How the ESG rating landscape is shifting in 2026 — MSCI's model update, the withdrawal of public score databases, and consolidation among the agencies.
Introduction
If managing ESG ratings feels like aiming at a moving target, that is because it is. In 2026 the rating landscape is shifting on every axis at once — methodologies, access, ownership and regulation. For GCC companies whose ratings matter to investors and buyers, understanding the direction of travel is as important as understanding any single score. This article maps the changes. It builds on our overview of the main ESG raters.
What’s changing
Four shifts are reshaping the landscape simultaneously:
| Shift | What is happening |
|---|---|
| Methodology updates | MSCI updating its model — tougher top ratings, more stability |
| Reduced free access | Some agencies withdrew public ESG score databases |
| Regulation | The EU ESG Ratings Regulation brings ESMA supervision |
| Consolidation | Partnerships and acquisitions among raters and data providers |
Each is significant; together they amount to a market in active transition.
Methodology updates
Rating agencies routinely revise their methodologies, but the effects ripple. MSCI announced a model update aimed at raising the requirements for funds to achieve the top ratings (such as AA and AAA) and at improving stability. The point that matters for companies: your rating can change even when your underlying performance does not, simply because the model changed beneath you.
The transparency paradox
A curious tension defines 2026. On one hand, regulation (the EU ESG Ratings Regulation) is pushing for more methodological transparency. On the other, some raters withdrew their public score databases in 2025, putting scores that were once freely visible behind paywalls. The market is becoming more transparent about how ratings are made and less transparent about what the scores are.

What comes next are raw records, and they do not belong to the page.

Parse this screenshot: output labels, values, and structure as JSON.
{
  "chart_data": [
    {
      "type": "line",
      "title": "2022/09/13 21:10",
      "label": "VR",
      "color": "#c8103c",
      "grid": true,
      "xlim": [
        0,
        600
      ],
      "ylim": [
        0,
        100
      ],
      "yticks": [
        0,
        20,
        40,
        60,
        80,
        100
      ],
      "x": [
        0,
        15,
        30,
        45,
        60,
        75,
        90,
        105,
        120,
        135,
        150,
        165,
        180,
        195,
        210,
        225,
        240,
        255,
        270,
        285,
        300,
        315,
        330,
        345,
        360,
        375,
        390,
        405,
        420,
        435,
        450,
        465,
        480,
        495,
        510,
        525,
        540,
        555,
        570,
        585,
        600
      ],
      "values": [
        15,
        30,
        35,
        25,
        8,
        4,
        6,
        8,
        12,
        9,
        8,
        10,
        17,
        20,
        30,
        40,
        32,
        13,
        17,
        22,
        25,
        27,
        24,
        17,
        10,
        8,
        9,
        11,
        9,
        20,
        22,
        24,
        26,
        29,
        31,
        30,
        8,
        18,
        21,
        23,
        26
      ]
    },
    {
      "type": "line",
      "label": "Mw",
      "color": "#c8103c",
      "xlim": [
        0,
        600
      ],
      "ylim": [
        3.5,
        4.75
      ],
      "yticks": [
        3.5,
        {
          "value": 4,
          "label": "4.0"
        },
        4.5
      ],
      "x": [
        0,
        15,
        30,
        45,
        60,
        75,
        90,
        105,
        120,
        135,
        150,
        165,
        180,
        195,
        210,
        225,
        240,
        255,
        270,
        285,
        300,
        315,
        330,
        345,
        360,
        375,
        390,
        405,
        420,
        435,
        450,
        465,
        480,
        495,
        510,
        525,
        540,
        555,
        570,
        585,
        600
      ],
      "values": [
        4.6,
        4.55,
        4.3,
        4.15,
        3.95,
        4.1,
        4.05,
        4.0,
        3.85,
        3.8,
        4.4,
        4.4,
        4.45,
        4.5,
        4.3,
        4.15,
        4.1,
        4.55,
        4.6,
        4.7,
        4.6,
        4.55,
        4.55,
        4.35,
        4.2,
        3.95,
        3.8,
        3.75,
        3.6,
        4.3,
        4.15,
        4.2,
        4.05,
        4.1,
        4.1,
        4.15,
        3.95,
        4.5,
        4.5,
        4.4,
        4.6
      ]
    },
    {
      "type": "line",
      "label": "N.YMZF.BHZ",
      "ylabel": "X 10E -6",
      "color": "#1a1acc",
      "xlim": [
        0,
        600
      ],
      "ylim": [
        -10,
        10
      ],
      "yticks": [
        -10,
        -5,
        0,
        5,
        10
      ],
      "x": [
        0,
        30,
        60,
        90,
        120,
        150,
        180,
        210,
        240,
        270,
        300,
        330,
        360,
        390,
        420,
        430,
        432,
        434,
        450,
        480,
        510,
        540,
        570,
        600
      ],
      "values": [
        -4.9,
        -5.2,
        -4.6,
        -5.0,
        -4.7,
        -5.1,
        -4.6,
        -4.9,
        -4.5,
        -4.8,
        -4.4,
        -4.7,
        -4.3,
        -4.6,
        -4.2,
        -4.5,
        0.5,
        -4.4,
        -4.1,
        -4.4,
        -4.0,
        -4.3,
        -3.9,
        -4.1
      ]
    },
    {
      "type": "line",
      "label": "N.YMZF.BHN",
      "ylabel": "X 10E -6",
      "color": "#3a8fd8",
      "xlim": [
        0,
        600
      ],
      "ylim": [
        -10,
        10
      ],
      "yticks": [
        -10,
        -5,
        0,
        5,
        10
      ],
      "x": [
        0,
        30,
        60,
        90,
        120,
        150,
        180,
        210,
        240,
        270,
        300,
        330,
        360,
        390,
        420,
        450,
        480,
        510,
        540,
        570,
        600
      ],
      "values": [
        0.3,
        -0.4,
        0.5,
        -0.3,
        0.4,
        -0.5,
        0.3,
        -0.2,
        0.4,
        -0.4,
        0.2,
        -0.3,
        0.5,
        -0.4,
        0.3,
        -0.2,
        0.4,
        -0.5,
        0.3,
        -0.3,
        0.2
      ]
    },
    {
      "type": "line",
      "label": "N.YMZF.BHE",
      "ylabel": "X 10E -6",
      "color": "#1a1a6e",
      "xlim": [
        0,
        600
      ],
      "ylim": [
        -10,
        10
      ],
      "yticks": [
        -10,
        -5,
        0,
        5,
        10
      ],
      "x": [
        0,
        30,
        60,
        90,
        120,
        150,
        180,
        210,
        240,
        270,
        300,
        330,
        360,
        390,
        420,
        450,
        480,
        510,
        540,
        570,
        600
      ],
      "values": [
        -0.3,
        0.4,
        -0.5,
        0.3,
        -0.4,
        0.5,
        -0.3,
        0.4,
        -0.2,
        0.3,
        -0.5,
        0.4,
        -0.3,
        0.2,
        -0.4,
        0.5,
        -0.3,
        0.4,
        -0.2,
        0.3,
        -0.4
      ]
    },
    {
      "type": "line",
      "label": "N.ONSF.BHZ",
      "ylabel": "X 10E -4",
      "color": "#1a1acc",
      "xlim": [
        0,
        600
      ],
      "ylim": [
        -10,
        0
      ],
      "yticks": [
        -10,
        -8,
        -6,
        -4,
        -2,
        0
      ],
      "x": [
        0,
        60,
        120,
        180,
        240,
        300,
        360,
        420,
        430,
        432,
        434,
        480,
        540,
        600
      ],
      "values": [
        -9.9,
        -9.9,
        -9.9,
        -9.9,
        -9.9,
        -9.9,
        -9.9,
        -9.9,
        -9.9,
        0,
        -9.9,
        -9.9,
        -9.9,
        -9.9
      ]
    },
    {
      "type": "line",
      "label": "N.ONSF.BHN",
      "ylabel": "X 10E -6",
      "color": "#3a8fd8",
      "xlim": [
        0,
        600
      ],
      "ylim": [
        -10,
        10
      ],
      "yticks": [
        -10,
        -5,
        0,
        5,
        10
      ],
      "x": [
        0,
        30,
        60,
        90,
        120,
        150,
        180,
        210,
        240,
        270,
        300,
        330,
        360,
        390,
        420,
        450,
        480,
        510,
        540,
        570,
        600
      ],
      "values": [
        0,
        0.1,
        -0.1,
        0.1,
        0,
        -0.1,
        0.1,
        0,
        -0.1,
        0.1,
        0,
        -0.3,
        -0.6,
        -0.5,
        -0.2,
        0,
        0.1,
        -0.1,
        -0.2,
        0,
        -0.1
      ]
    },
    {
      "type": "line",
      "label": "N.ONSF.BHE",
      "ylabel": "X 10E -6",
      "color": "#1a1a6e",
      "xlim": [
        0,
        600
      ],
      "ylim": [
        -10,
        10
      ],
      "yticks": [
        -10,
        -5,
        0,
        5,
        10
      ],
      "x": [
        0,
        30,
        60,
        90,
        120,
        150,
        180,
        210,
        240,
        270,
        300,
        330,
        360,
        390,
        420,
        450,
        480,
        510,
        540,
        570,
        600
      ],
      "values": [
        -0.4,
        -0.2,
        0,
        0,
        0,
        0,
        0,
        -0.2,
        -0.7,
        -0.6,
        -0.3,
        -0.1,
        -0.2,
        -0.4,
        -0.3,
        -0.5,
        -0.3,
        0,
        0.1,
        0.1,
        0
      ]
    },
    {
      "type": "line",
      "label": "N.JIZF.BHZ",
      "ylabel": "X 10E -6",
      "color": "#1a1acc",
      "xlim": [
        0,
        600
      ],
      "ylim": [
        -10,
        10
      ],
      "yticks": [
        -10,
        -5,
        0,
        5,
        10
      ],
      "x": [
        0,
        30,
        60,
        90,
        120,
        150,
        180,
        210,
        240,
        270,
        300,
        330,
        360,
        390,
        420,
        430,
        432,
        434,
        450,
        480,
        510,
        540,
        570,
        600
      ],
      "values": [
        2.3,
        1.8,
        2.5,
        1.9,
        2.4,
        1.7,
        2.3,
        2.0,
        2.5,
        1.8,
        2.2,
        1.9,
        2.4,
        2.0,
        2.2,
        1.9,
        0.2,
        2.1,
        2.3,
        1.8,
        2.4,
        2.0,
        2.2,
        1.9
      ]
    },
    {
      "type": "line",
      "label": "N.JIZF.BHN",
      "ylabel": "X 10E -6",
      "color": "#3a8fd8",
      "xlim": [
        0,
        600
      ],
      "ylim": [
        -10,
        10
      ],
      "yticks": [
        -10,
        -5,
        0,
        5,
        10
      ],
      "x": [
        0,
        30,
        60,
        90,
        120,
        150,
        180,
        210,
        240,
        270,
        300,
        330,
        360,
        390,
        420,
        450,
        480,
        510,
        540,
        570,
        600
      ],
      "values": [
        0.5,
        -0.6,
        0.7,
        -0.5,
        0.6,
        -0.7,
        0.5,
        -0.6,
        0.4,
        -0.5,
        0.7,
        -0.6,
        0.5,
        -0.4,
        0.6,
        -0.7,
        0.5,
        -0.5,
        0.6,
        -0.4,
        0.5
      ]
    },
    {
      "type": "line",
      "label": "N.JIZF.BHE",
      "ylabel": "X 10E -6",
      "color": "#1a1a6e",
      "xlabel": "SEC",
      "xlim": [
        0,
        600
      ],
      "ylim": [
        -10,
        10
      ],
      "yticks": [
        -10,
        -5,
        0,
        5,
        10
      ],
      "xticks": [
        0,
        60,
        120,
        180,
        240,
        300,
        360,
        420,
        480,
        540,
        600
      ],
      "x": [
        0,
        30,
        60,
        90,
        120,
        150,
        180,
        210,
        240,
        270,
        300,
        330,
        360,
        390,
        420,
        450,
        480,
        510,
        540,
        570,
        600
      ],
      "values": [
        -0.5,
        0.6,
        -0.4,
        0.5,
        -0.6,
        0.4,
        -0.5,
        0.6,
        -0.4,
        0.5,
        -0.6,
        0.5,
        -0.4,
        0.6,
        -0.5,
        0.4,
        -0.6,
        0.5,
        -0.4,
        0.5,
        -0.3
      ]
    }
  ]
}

The methodologies will keep moving. The companies that thrive are those building real performance, not those chasing the model of the moment.
Consolidation
The industry is also consolidating — through partnerships (such as ratings and data tie-ups between major financial-information providers) and acquisitions. Over time this may reduce rating divergence somewhat, but it also concentrates influence in fewer hands. For rated companies, it reinforces the case for engaging deliberately with the raters that matter most.
How ESGweise helps
ESGweise helps GCC companies navigate the shifting rating landscape — tracking methodology changes, focusing on durable performance and disclosure, and engaging with the raters that drive their commercial outcomes. See our ESG Rating Improvement practice and our guide to improving your ESG rating.
Conclusion
The ESG rating landscape in 2026 is in flux — methodologies tightening, free access shrinking, regulation arriving, and agencies consolidating. For GCC companies, the lesson is to aim at genuine, durable performance rather than a moving methodological target. The scores will keep shifting; real substance is what survives the change.
Frequently asked questions
What is changing in ESG ratings in 2026?
Several things at once: methodologies are being updated (MSCI announced a model update raising the requirements for top fund ratings and improving stability), some agencies withdrew their public ESG score databases (reducing free access), regulation is arriving (the EU ESG Ratings Regulation brings ESMA supervision), and the industry is consolidating through partnerships and acquisitions. The landscape is in active flux.
Why did MSCI update its ESG ratings model?
MSCI announced changes aimed at raising the requirements for a fund to achieve the highest ratings (such as AA or AAA) and improving the stability of ratings over time. Methodology updates like this are routine for raters, but they matter to rated entities because a company's or fund's rating can change even if its underlying performance does not.
What does the withdrawal of public ESG score databases mean?
In 2025, some major raters removed their free public ESG score databases, meaning company ESG scores that were previously visible to anyone are now available mainly to paying clients. For rated companies and the public, this reduces transparency and free access to ratings, even as regulation pushes for more methodological transparency — a notable tension in the market.
How should companies respond to a shifting rating landscape?
By focusing on genuine, durable ESG performance and disclosure rather than chasing a moving target. Methodologies will keep changing, so the resilient strategy is to build real performance and transparent disclosure that holds up across model updates, rather than optimising to the specifics of any single methodology that may change next year.